# 11_model_zoo.ipynb

In [1]:
import pandas as pd
from pathlib import Path

# Read in data from CSV files
# Assuming the CSV files are located in a 'data/raw' directory relative to this script's location
# Adjust the path as necessary based on your project structure
path = Path.cwd().parent.parent
img = pd.read_csv(path / "data" / "raw" / "imagingFeatures.csv")
clin = pd.read_csv(path / "data" / "raw" / "clinicalData_clean.csv")

In [None]:
# Clean the data- drop rows with NaN values
TARGET = 'ER'
data = img.merge(clin[['Patient ID', TARGET]], on='Patient ID', how='inner')
data = data.drop('Unnamed: 0', axis=1, errors='ignore')
data = data.dropna() 

861

In [3]:
from sklearn.preprocessing import LabelEncoder
# Select the target variable and merge with imaging data
y = data[TARGET]

# Encode target if needed
if y.dtype == 'object' or y.dtype.name == 'category':
    le = LabelEncoder()
    y = le.fit_transform(y)

# Drop the target and patient ID columns to get the feature set
X = data.drop([TARGET, 'Patient ID'], axis=1, errors='ignore')
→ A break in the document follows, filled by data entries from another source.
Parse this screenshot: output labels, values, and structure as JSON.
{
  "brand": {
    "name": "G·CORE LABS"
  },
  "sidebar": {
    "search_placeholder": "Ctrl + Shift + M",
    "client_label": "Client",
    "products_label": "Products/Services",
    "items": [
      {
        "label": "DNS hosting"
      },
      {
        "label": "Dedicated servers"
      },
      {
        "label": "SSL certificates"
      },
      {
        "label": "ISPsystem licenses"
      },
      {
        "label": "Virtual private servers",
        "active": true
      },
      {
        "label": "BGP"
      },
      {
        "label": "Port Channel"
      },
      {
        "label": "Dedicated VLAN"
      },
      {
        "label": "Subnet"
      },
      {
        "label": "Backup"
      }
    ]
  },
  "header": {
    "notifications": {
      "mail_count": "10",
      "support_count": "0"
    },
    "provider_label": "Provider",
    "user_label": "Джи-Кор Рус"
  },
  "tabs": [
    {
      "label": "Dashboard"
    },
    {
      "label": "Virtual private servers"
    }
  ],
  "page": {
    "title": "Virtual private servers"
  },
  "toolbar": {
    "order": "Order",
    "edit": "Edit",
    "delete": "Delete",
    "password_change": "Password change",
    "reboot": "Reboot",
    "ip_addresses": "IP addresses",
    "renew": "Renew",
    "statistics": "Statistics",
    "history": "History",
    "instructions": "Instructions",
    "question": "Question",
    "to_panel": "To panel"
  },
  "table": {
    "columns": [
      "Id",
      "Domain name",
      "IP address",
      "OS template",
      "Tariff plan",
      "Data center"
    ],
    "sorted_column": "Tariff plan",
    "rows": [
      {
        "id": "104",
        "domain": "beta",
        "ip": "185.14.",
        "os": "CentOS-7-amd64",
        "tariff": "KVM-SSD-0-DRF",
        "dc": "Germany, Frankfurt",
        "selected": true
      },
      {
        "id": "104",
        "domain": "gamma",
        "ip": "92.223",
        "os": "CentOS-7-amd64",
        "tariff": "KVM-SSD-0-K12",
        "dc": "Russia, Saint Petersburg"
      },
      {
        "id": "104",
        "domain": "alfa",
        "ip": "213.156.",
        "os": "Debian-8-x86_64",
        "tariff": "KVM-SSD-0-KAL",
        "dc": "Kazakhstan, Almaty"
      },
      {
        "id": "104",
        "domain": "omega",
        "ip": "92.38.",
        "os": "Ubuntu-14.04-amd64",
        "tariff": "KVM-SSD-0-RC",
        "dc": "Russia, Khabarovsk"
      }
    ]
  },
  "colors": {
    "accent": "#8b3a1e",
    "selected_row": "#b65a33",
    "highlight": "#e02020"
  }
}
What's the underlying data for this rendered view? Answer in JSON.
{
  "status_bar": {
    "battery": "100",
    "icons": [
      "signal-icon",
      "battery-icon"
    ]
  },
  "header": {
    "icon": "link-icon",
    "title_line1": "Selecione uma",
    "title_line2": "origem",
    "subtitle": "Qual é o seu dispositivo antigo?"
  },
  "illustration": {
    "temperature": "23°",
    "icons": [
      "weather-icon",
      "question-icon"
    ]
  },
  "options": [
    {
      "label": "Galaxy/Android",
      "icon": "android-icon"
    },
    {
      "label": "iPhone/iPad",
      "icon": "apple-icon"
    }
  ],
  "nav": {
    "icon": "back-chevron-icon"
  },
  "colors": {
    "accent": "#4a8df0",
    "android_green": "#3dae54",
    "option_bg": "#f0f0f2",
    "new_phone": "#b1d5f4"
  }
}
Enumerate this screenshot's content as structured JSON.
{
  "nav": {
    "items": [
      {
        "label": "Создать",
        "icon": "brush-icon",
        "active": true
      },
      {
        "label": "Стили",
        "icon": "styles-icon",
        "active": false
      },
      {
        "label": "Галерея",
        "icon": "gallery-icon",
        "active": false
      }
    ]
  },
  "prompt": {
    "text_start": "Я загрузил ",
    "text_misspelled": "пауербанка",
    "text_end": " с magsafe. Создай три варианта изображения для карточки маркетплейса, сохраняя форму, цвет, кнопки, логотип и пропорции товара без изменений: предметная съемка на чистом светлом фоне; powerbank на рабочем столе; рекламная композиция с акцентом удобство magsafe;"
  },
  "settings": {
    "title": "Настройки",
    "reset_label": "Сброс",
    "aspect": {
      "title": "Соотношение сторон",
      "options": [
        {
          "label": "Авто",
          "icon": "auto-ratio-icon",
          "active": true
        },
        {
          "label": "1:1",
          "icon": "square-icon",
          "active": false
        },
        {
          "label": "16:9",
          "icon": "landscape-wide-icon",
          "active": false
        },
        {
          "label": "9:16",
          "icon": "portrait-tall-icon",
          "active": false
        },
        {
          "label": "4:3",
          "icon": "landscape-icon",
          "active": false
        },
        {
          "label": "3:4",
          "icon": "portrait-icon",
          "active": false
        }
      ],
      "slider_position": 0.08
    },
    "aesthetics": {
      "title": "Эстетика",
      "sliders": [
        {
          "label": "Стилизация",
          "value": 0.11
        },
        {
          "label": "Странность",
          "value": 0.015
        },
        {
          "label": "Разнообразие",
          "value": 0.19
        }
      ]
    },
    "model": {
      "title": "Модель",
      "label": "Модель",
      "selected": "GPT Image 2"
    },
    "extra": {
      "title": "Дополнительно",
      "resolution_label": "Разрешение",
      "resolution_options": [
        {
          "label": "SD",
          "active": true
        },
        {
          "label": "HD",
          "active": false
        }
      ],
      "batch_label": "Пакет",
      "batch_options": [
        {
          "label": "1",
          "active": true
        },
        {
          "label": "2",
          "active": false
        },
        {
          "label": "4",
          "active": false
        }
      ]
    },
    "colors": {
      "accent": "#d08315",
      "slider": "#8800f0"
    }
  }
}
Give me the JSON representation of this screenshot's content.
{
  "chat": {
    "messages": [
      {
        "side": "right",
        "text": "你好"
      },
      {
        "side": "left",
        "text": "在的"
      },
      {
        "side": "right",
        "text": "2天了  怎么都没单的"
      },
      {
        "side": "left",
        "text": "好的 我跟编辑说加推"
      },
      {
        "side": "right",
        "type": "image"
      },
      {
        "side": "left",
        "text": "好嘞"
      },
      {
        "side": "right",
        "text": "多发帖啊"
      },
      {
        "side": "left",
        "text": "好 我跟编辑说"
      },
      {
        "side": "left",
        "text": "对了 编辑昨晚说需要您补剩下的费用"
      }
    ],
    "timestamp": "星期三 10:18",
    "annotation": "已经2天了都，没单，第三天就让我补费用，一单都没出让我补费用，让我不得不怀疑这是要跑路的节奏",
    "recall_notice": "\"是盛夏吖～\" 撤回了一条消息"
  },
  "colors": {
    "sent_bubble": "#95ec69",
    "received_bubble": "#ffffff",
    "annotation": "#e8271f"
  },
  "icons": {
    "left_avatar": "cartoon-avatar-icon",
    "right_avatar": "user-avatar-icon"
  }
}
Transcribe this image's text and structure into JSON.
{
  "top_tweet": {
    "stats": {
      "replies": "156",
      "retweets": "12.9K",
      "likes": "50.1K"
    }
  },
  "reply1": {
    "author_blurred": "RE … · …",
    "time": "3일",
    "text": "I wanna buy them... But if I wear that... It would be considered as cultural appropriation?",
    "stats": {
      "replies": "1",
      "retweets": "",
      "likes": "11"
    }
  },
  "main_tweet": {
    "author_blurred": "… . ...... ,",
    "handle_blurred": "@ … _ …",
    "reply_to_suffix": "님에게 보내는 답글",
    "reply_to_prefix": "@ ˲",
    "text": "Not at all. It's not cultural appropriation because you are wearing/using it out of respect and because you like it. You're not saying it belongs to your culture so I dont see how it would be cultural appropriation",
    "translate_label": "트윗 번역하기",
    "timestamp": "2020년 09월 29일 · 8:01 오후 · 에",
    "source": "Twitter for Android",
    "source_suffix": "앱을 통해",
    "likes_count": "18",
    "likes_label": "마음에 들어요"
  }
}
## Define search grids for RF, XGB, MLP
A *search grid* is a set of hyperparameter values that are tested in order to find the optimal configuration.

In [8]:
from skopt.space import Categorical, Real, Integer # Required for MLPClassifier grid search

# RandomForestClassifier search grid
rf_grid = {
    'n_estimators': [100, 200, 500],
    'max_depth': [None, 5, 10, 20],
    'min_samples_split': [2, 5, 10],
    'min_samples_leaf': [1, 2, 4],
    'bootstrap': [True, False]
}

# XGBoost Classifier search grid
xgb_grid = {
    'n_estimators': [100, 200, 500],
    'max_depth': [3, 5, 10],
    'learning_rate': [0.01, 0.1, 0.2],
    'subsample': [0.7, 0.8, 1.0],
    'colsample_bytree': [0.7, 0.8, 1.0]
}

# MLPClassifier search grid
mlp_grid = {
    'hidden_layer_sizes': Integer(50, 100),  # Only single-layer, sizes 50 to 100
    'activation': Categorical(['relu', 'tanh']),
    'solver': Categorical(['adam', 'sgd']),
    'alpha': Real(0.0001, 0.01, prior='log-uniform'),
    'learning_rate_init': Real(0.001, 0.01, prior='log-uniform')
}

## Bayesian search for efficient tuning
* Each `BayesSearchCV` runs a Bayesian optimization over the respective hyperparameter grid
* Uses cross-validation to evaluate each set of parameters
* Attempts to find the best combination of hyperparameters that maximize the cross-validation score (in this case, accuracy)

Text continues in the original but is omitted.